I just released Dior Velour a couple of weeks ago and that’s doing really well. For the next year I’ve got a project I’m working on called Attack of the Dreadlocks and that’s just like full on hip-hop. That’s me not even trying to give the new age a little bit. I want Dilla, RIP, to open up the gates and be like, “Yo, what’s going on down there?!” That one is coming straight for the throats.
Tell me about the name, Seafood Sam. How did that come about?
It’s two stories that came together. It was originally Shifu Sam, shifu meaning “master,” like in Kung Fu Panda. My little brother, his name is Master. He passed away from a brain tumor when he was 8 and I was 12. So my name was Master Sam, Shifu Sam, because that was his name. But I was thinking people might not get the whole shifu thing and I didn’t want to appropriate cultures or nothing, but the seafood part…I can’t even front. I was high as hell watching Edward Scissorhands with the homie and he said it and I thought it was funny. You know how it goes.
So you were…
...trying to combine both of us. Honestly, he was the one into everything. I was just more so his big brother. He was into rapping and basketball and we’d be out hanging in the front yard and the older boys would come by like “What up, Chuckie?!” That was his nickname. I’d be like, “Do you be sneaking out at night? How do you know the whole block?!”
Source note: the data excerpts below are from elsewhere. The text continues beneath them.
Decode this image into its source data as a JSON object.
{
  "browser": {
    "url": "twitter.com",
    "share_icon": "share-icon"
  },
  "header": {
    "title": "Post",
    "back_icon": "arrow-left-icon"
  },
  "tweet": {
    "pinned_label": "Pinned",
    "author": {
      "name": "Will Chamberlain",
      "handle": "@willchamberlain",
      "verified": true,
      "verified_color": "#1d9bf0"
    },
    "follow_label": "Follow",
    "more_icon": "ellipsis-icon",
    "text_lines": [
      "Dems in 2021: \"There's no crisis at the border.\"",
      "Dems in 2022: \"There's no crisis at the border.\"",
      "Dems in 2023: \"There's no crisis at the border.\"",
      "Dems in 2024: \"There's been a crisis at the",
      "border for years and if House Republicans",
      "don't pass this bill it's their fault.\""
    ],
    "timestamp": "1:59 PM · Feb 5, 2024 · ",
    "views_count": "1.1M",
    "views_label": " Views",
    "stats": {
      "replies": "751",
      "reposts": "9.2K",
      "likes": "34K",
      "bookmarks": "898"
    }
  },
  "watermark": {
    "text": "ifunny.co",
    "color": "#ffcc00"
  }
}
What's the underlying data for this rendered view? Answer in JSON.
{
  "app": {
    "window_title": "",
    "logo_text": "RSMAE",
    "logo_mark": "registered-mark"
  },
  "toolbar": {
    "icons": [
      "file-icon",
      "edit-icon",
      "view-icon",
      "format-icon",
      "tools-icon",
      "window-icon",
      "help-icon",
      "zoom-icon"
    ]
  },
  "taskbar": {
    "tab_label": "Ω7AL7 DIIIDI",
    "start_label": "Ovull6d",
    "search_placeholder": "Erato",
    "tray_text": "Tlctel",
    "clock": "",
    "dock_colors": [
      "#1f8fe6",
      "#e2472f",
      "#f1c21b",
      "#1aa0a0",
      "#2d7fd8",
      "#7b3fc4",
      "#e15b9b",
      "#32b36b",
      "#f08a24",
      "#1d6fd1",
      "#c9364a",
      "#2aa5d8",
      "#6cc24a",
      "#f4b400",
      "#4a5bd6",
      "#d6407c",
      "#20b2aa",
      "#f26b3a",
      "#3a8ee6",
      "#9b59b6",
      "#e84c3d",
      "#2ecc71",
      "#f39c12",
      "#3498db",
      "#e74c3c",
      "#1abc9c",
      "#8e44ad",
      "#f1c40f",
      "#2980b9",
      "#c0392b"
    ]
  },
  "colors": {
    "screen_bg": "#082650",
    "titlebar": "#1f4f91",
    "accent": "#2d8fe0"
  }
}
Was his passing out of the blue or did he have a condition?
No. We was outside playing football in the yard and you know how it’s a patch of grass, another patch of grass, and that strip of concrete up the middle? We were playing football and he got tackled, but he hit his head on the concrete part. Night by night by night he kept talking about how his head hurt and he’d be having nose bleeds and other random stuff. At one point he was like, “This hurts real bad” so I went and told my mom, “Can you get Chuckie to the hospital?” They went to the doctors and they said he had 8 months to live. He was gone February 19.
When Chuckie passed away that’s when I took on that vibe. Ain’t shit really hard. I already lost my shadow so ain’t nothing else can hurt me. I told someone this the other day—I feel like I’m living his life. He was supposed to be dong this. He had the long hair. I stayed with a bald fade. He talked about tattoos and rapping and the life. So I even feel like how cool and smooth I am…weirdly, that’s him. I feel like I would have been more like his bodyguard. Like don’t fuck with him or I’m coming! But it didn’t happen like that.